Interview with Volker Hichert - Co-founder and Partner (Deutsche Private Equity / Germany)

"We do not think the Covid-19 crisis will fundamentally change the PE market"

Posted lundi, décembre 21 2020
Interview with Volker Hichert - Co-founder and Partner (Deutsche Private Equity / Germany)

Leaders League. How would you describe the German private equity environment at the moment and, indeed, the approach and culture of a typical German PE firm?

Volker Hichert. There are no local teams in Germany catering for the mega buyout market. Instead, they are all local offices of international companies. As a result, German PE teams are all mid-market or small-cap teams. Deutsche Private Equity, a €1 billion fund with an AUM of €2 billion, is already among the top three teams in terms of size. This makes for a very mid-market-friendly approach. The teams are very culture-minded and the better ones realize that German owners and entrepreneurs are a specific breed of people with very different attitudes when compared to their Anglo-American counterparts. It is important to harness the tools of trade that the international market has developed without placing too much emphasis on the technical side of our business. Opportunities more often than not depend on a successful buildup of trust between vendor and PE house.


What would you say have been your firm’s biggest achievements in the last twelve months? 

Once again, we have been one of the most active investors in Germany: We did 21 deals in 2019: three entries, 16 add-ons and two exits. On top of that we significantly expanded our team in order to gear up for the full AIFM [Alternative Investment Fund Manager] license and the 2020 fundraise, both of which we achieved. We continue to be a very dynamic growth company attracting very successful and hugely capable people – and that is undoubtedly the core of our companies’ successful future. On the sourcing front, 2019 saw us increasing deal volume to more than 700 a year, which was the basis for the investment success we have enjoyed.


What are the biggest challenges the coronavirus crisis has thrown at private equity and how well has the industry in Germany been able to weather the storm? 

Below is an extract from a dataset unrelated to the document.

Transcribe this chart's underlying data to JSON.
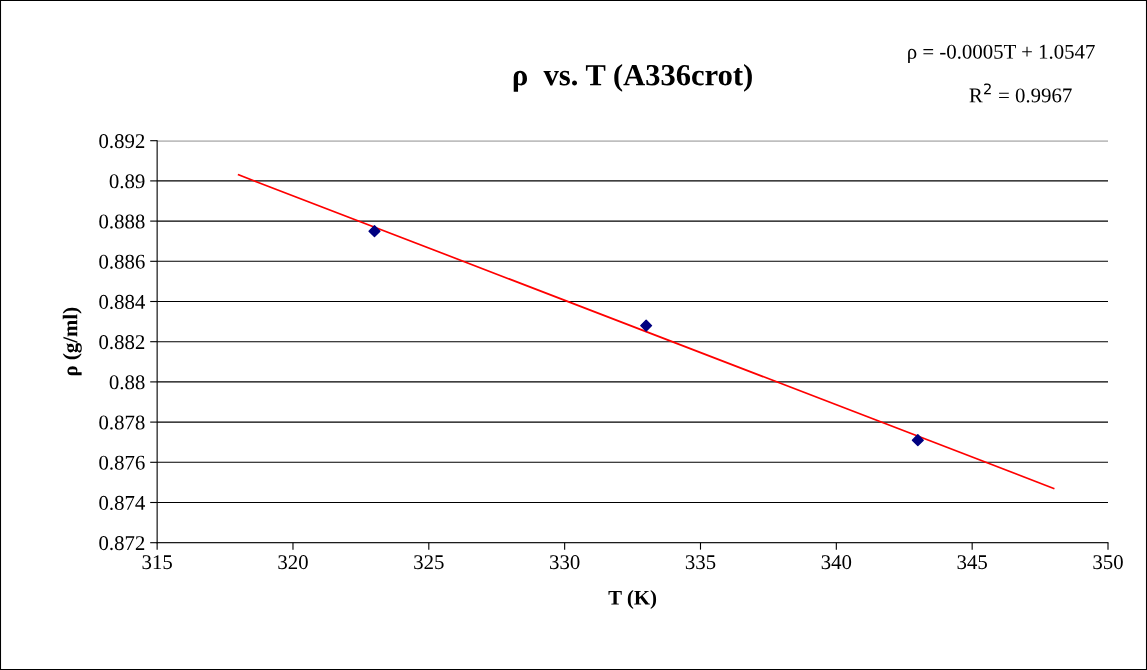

There has undoubtedly been a significant reduction in M&A activity, most pronounced in Q2 but also spilling over in Q3. Having said that, we have seen a significant revitalization of activity lately, and our deal flow has come back to pre-coronavirus levels. We have already signed two platform and three add-on transactions in Q3 so far, and are actively working on a multiple of additional opportunities. On top of the activity issue, we do see a problem in communication. Ultimately, PE is a trust business and it is very hard to meet people and develop a relationship via telephone or videoconference. Therefore, all curbs on physical meetings as well as on travel are substantially detrimental to our dealmaking. The third factor is the transformational push facing a number of industries we are actively involved in. Digitalization is picking up pace, and traditional ways of customer interaction have suffered and will change. We believe, however, that as alert and nimble owners – especially when compared to big conglomerates – we are in a good position to exploit these trends in our favor and thus capture market share.


Has the coronavirus crisis had much of an impact your firm’s organization specifically?

Fortunately, our portfolio companies are performing well; there’s no need for troubleshooting. Nevertheless, we are monitoring the markets of our portfolio companies even more closely than before, so we can detect and react to negative effects at an early stage. We do expect a shift from larger to smaller deals. That means we will probably do more add-on deals, as opposed to investing in businesses that can act as nuclei. For us, it is important to get the message out there that we are still looking for good investments. It helps that our portfolio companies are performing well. This means we can put a lot of focus on new deals. In the due diligence process, we evaluate the possible impact of Covid-19 on a business model. We’ve always looked at how resilient businesses are to different types of crises, such as trading wars or recessions, but the intensity of our scrutiny has certainly reached a new level.


What do you see this changing or transforming after the crisis? How will it affect private equity long-term, if at all?

In principle, we do not expect any fundamental changes in the PE market. Some players will leave the market, others will come. We do not expect  a change in the underlying growth pattern of the German PE market. In terms of our competitive position, we hope that our customers, our investors, realize that our strictly growth-focused model outperforms the leverage-based returns of many more traditional PE companies in times of crisis. We always claim that our three times gross is better than a leveraged three times gross fund because our downside is much more limited. Our recent fundraising had a hugely successful first and final close at the hard cap of €1 billion, which seems to indicate that our investors have bought into that logic.


The virus aside, what will the private equity landscape look like in three years?

It will look much the same as before, I would have thought, except for a lot more technology being part of all interesting business models. Tech is not merely an industry anymore and canno longer be compartmentalized as such – it is an issue of competitiveness in all industries.


Have the European Central Bank [ECB] plan and national rescue plan had any impact on the companies in your?

We have one portfolio company which has applied to and been granted a credit facility from [German state-owned development bank] KfW. That was a precautionary measure, not a necessity. The ECB plan has so far had no impact on our businesses and we do not expect it to be of immediate operative relevance anytime soon.